Social Media – More like a steam train than a space shuttle.

A recent article from the Creative Freelancer Blog was being retweeted left right and centre, and it caught our eye. Titled “Is Social Media Making You Lazy?”, it got us thinking. Does it really? Perhaps sitting at a desk typing and sharing links is lazy. We’d never thought of it that way before – to us it had always just been another form of interaction. It made us feel bad. We went out for a walk on our lunch break to think about what we’d (not) done.

But what alternatives are there, in 2011? In most cases there are exhibitions to be strolled around and business cards to be collected; in a few there are even coffees to be socially sipped and hands to be shaken. But does this form of contact really make a difference when it comes to contacting prospective partners and clients? In some cases, this might be true. Of course at some point you have to make face time a priority, but at the beginning of a working relationship, why not use social media? It’s there to be utilised after all.

You can’t look people in the eye or judge them on the strength of their handshake over a friendly hashtag game, but do we still work in nicotine-stained offices and wear pinstriped bowler hats? There’s plenty of time to swap heavyweight embossed business cards once the ice has been broken, and in the world of Social Media, that rather aloof layer of frozen water is very thin indeed.

The greatest mistake a company can make when it comes to Social Media is to believe that simply having a Twitter account or a Facebook page is enough. It really isn’t as simple as that. Social networking is a demanding platform that requires a great deal of attention and understanding in order for it to work to best advantage.

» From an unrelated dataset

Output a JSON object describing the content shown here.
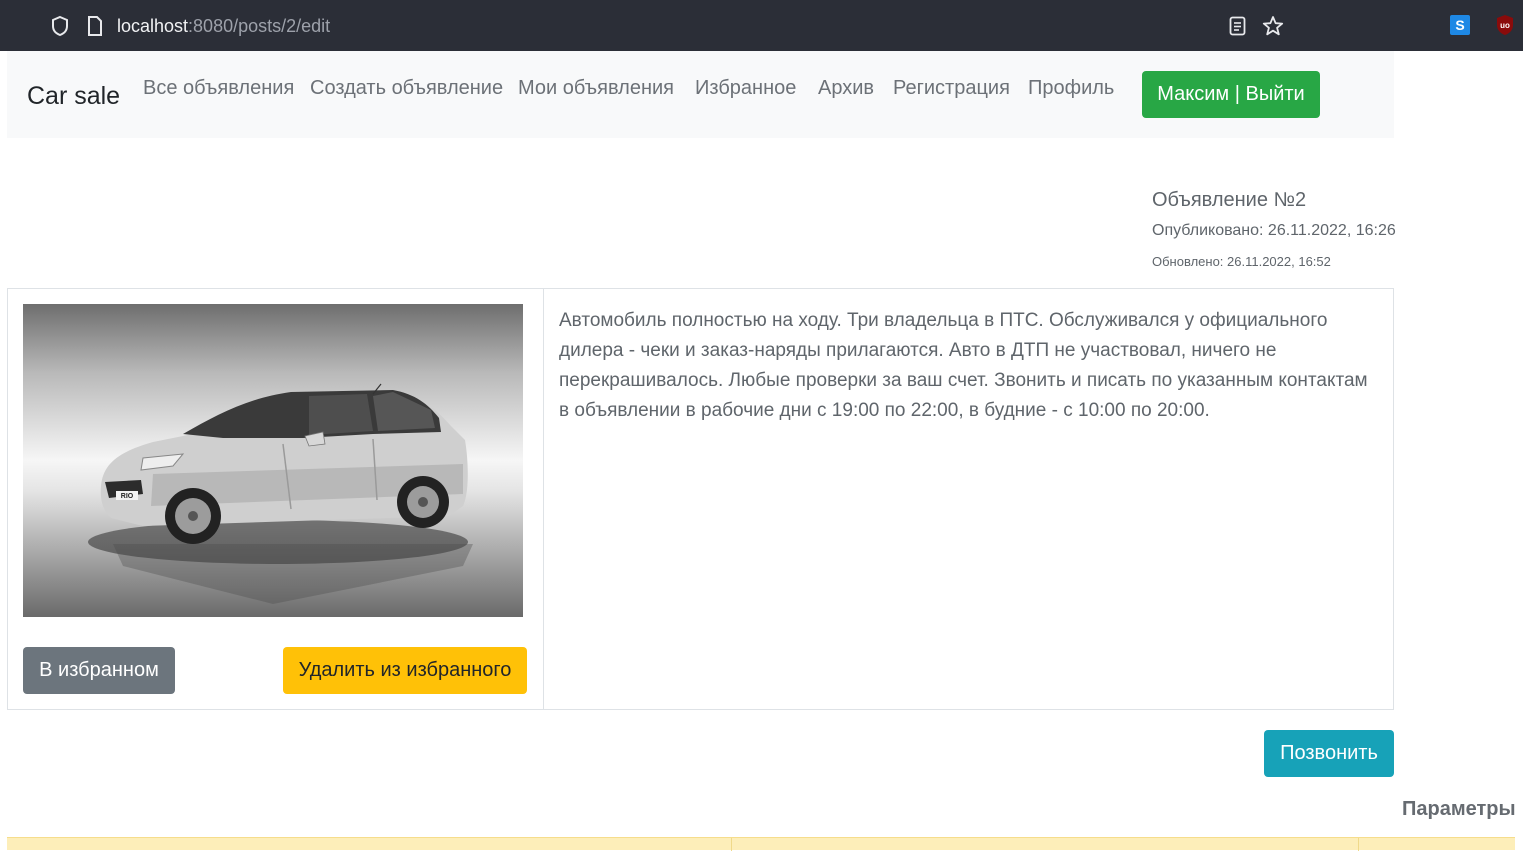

To go back to our original analogy, you can’t build a great, shiny monolith of a Facebook page or Twitter account, throw comparably huge amounts of time and money at it, and then catapult it into space to await some spectacular results. The fuel will burn out, and eventually all the positive momentum you built up will be lost. To meet and maintain contacts who mean something to you and your company, your content needs to be fresh and engaging, and it’s this content that will keep people interested in your social media campaigns. It’s an endless loop of feeding and consuming, much like a steam train.

Social media is not a self-sufficient marketing tool. You cannot assume a twitter account will gain you instant notoriety. As with face-to-face networking, you have to put the work in. So, if you ask us, social media isn’t making us lazy. If you’re doing it properly, it provides an invaluable and constant stream of useful information, interesting contacts and outsider knowledge. Yes, there’s no substitute for human conversation, but how many customers of yours did you meet face to face for the first time?